Help with implementing active brownian dynamics

there are no image files attached to this e-mail. …and those attached to the e-mail you sent me privately had no legend, no explanation of what is what. so those were pretty much useless, especially for somebody like me, that does not do research in the area of langevin or brownian dynamics.
furthermore, fix nve does not update time. that is done by the Verlet integrator class (or the r-RESPA class).

you have to provide more context. when i look through the mailing list archives, i also see, that you had some more extensive modifications already done several months ago. what happened to those?

axel.

I was not working on it for a long time. Now started it again . The modifications that i did was making my simulation crash after certain number of time steps. Got frustrated and moved on. Now giving it a second try.
In the pictures, r is the position, a dot(.) on top signifies derivative, U is the total pair wise interaction potential experienced by a particle (here lj interaction with cut_off), ei is a direction vector which is computed from the second equation, and Gammas are Gaussian white noise, T is temperature, and the rest are constants. On putting f = 0, the 1st equation is identical to the equation which governs the langevin thermostat.

https://lammps.sandia.gov/doc/fix_langevin.html
ei are some kind of direction cosines values, specific for each particles. Initially they are to be taken from the user like initial coordinates and velocities from the data file, then they should be first solved by using equation 2 (2.png) and then used in equation 1 (1.png) to update velocity and position.

Thanks,

Jeet

1.png

2.png

This formulation is overdamped (Brownian), whereas LAMMPS only uses a (non-)overdamped (Langevin) formulation. There is a pull request that adds a similar (but not over-damped) active force to LAMMPS here: https://github.com/lammps/lammps/pull/1178

This formulation is overdamped (Brownian), whereas LAMMPS only uses a (non-)overdamped (Langevin) formulation. There is a pull request that adds a similar (but not over-damped) active force to LAMMPS here: https://github.com/lammps/lammps/pull/1178

I was just about to mention this. I hope this gets approved and merged. It’s a cool feature.

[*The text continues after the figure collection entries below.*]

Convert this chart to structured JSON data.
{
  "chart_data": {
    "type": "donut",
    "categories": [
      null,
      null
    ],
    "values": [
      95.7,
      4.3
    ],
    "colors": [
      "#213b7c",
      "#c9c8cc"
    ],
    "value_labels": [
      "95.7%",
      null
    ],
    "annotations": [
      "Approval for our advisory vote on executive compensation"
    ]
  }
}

Jeet, I suggest that you take a look at what this fix does before adding new code to LAMMPS. (The current version of the documentation is here.) If it does not do what you want, perhaps you could make modifications to this fix instead of submitting your own. (In particular if your’s is not working. I had to do this recently. I wrote a crude version of fix bond/react. In the end, we decided not to publish this code, but to add this functionality to fix bond/react. Doing this helps keep the number of fixes from proliferating too much.)